Wittenberg/Berlin (epd). Bei den Feiern am diesjährigen Reformationstag haben evangelische Geistliche zu mehr Toleranz aufgefordert. In einem Gottesdienst in der Schlosskirche in Wittenberg wandte sich die stellvertretende Ratsvorsitzende der Evangelischen Kirche in Deutschland (EKD), Annette Kurschus, am Donnerstag gegen Ausgrenzung. Gegenwärtig zögen Spuren von Menschenverachtung und hasserfüllter Wut durch sämtliche Teile Europas und der ganzen Welt, sagte die westfälische Präses. Sie forderte, den Mund aufzumachen, "wo die Würde und die Freiheit anderer in den Dreck gezogen werden".

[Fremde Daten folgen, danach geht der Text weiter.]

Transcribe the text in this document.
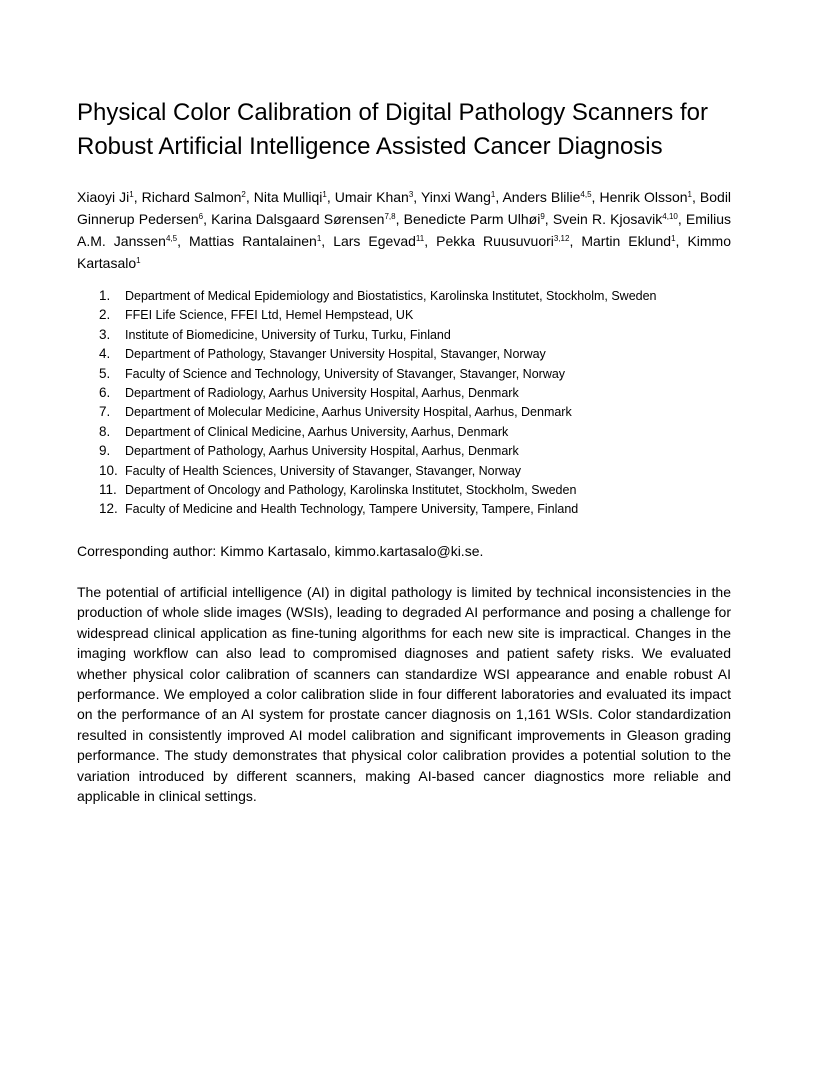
Physical Color Calibration of Digital Pathology Scanners for Robust Artificial Intelligence Assisted Cancer Diagnosis

Xiaoyi Ji$^1$, Richard Salmon$^2$, Nita Mulliqi$^1$, Umair Khan$^3$, Yinxi Wang$^1$, Anders Blilie$^{4,5}$, Henrik Olsson$^1$, Bodil Ginnerup Pedersen$^6$, Karina Dalsgaard Sørensen$^{7,8}$, Benedicte Parm Ulhøi$^9$, Svein R. Kjosavik$^{4,10}$, Emilius A.M. Janssen$^{4,5}$, Mattias Rantalainen$^1$, Lars Egevad$^{11}$, Pekka Ruusuvuori$^{3,12}$, Martin Eklund$^1$, Kimmo Kartasalo$^1$

1.	Department of Medical Epidemiology and Biostatistics, Karolinska Institutet, Stockholm, Sweden
2.	FFEI Life Science, FFEI Ltd, Hemel Hempstead, UK
3.	Institute of Biomedicine, University of Turku, Turku, Finland
4.	Department of Pathology, Stavanger University Hospital, Stavanger, Norway
5.	Faculty of Science and Technology, University of Stavanger, Stavanger, Norway
6.	Department of Radiology, Aarhus University Hospital, Aarhus, Denmark
7.	Department of Molecular Medicine, Aarhus University Hospital, Aarhus, Denmark
8.	Department of Clinical Medicine, Aarhus University, Aarhus, Denmark
9.	Department of Pathology, Aarhus University Hospital, Aarhus, Denmark
10. Faculty of Health Sciences, University of Stavanger, Stavanger, Norway
11. Department of Oncology and Pathology, Karolinska Institutet, Stockholm, Sweden
12. Faculty of Medicine and Health Technology, Tampere University, Tampere, Finland

Corresponding author: Kimmo Kartasalo, kimmo.kartasalo@ki.se.

The potential of artificial intelligence (AI) in digital pathology is limited by technical inconsistencies in the production of whole slide images (WSIs), leading to degraded AI performance and posing a challenge for widespread clinical application as fine-tuning algorithms for each new site is impractical. Changes in the imaging workflow can also lead to compromised diagnoses and patient safety risks. We evaluated whether physical color calibration of scanners can standardize WSI appearance and enable robust AI performance. We employed a color calibration slide in four different laboratories and evaluated its impact on the performance of an AI system for prostate cancer diagnosis on 1,161 WSIs. Color standardization resulted in consistently improved AI model calibration and significant improvements in Gleason grading performance. The study demonstrates that physical color calibration provides a potential solution to the variation introduced by different scanners, making AI-based cancer diagnostics more reliable and applicable in clinical settings.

Der Bischof der hannoverschen Landeskirche, Ralf Meister, sagte: "Wir leben in Zeiten, in denen Rassismus, Antisemitismus und Fremdenhass wieder laut werden." Der Berliner Bischof Markus Dröge schlug angesichts von völkischem Gedankengut und Übergriffen auf Juden vor, "den Reformationstag als einen Tag interreligiöser Verständigung insgesamt zu begehen".

Der jüdische und christliche Glaube an Gott führe zur Zuwendung zu Anderen, unabhängig von ihrer Herkunft oder Religion, sagte der hessen-nassauische Kirchenpräsident Volker Jung laut vorab veröffentlichtem Predigtmanuskript in Wiesbaden. "Wer sich von Gottes Wahrheit und seiner Liebe leiten lässt, kann nicht anders, als Hassreden zu widersprechen", sagte er.

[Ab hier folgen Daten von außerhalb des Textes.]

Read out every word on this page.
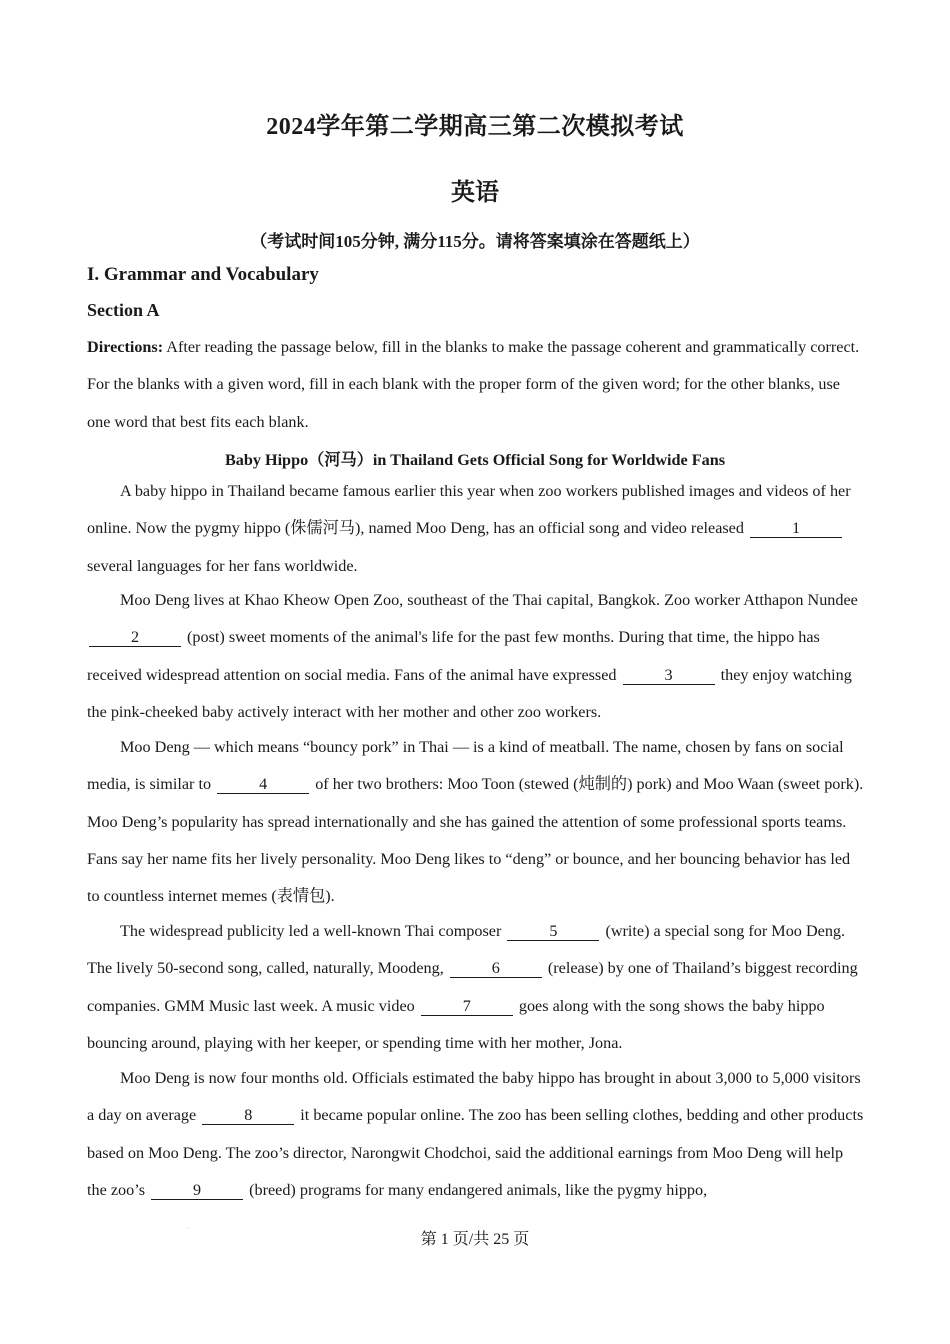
2024学年第二学期高三第二次模拟考试
英语
（考试时间105分钟, 满分115分。请将答案填涂在答题纸上）
I. Grammar and Vocabulary
Section A
Directions: After reading the passage below, fill in the blanks to make the passage coherent and grammatically correct. For the blanks with a given word, fill in each blank with the proper form of the given word; for the other blanks, use one word that best fits each blank.
Baby Hippo（河马）in Thailand Gets Official Song for Worldwide Fans
A baby hippo in Thailand became famous earlier this year when zoo workers published images and videos of her online. Now the pygmy hippo (侏儒河马), named Moo Deng, has an official song and video released	1 several languages for her fans worldwide.
Moo Deng lives at Khao Kheow Open Zoo, southeast of the Thai capital, Bangkok. Zoo worker Atthapon Nundee 2	(post) sweet moments of the animal's life for the past few months. During that time, the hippo has received widespread attention on social media. Fans of the animal have expressed	3	they enjoy watching the pink-cheeked baby actively interact with her mother and other zoo workers.
Moo Deng — which means “bouncy pork” in Thai — is a kind of meatball. The name, chosen by fans on social media, is similar to	4	of her two brothers: Moo Toon (stewed (炖制的) pork) and Moo Waan (sweet pork). Moo Deng’s popularity has spread internationally and she has gained the attention of some professional sports teams. Fans say her name fits her lively personality. Moo Deng likes to “deng” or bounce, and her bouncing behavior has led to countless internet memes (表情包).
The widespread publicity led a well-known Thai composer	5	(write) a special song for Moo Deng. The lively 50-second song, called, naturally, Moodeng,	6	(release) by one of Thailand’s biggest recording companies. GMM Music last week. A music video	7	goes along with the song shows the baby hippo bouncing around, playing with her keeper, or spending time with her mother, Jona.
Moo Deng is now four months old. Officials estimated the baby hippo has brought in about 3,000 to 5,000 visitors a day on average	8	it became popular online. The zoo has been selling clothes, bedding and other products based on Moo Deng. The zoo’s director, Narongwit Chodchoi, said the additional earnings from Moo Deng will help the zoo’s	9	(breed) programs for many endangered animals, like the pygmy hippo,
·
第 1 页/共 25 页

Der Reformationstag erinnert an die Veröffentlichung der 95 Thesen gegen Missstände in der mittelalterlichen Kirche durch Martin Luther (1483-1546) am 31. Oktober 1517. Luther soll sie der Überlieferung zufolge an die Tür der Wittenberger Schlosskirche angebracht haben. In Wittenberg gibt es am Reformationstag traditionell ein Fest mit Gottesdiensten, Konzerten und einem Marktspektakel. Nach Angaben der Stadt kamen in diesem Jahr rund 30.000 Besucher.

Die andere große Kirche Wittenbergs, die Stadtkirche, steht derzeit selbst im Fokus einer Debatte um Antisemitismus. Seit langem tobt ein Streit um die Frage, ob das umstrittene Relief "Judensau" von ihrer Fassade entfernt werden soll. Die Vize-EKD-Ratsvorsitzende Kurschus plädierte für die Entfernung. "Ich finde, dass Antisemitismus in unserer Gesellschaft nichts verloren hat", sagte sie im "Mittagsmagazin" des ZDF am Rande des Gottesdienstes in Wittenberg. Alles, was Antisemitismus befördern könnte, "sollten wir tatsächlich aus der Öffentlichkeit verbannen", fügte sie hinzu.

Luthers Thesen lösten die Reformation aus, die die Spaltung in evangelische und katholische Kirche zur Folge hatte. Im Zentrum stand die sogenannte Rechtfertigungslehre, nach der der Mensch allein durch Gnade, Glaube und die Schrift - die Bibel - vor Gott besteht und nicht durch Taten wie das Zahlen von Ablass. 1999 unterzeichneten der Lutherische Weltbund und die römisch-katholische Kirche eine Gemeinsame Erklärung zur Rechtfertigungslehre, nach der sie dieses Verständnis grundsätzlich teilen.

In Stuttgart erinnerte am Donnerstagabend ein ökumenischer Gottesdienst an diesen kirchengeschichtlich bedeutsamen Schritt vor 20 Jahren. Lutheraner, Katholiken, Methodisten, Reformierte und Anglikaner begingen das Jubiläum in der Stuttgarter Stiftskirche. Der evangelische württembergische Landesbischof Frank Otfried July sagte laut vorab veröffentlichten Predigtauszügen, inzwischen sei das Miteinander der Kirchen viel selbstverständlicher.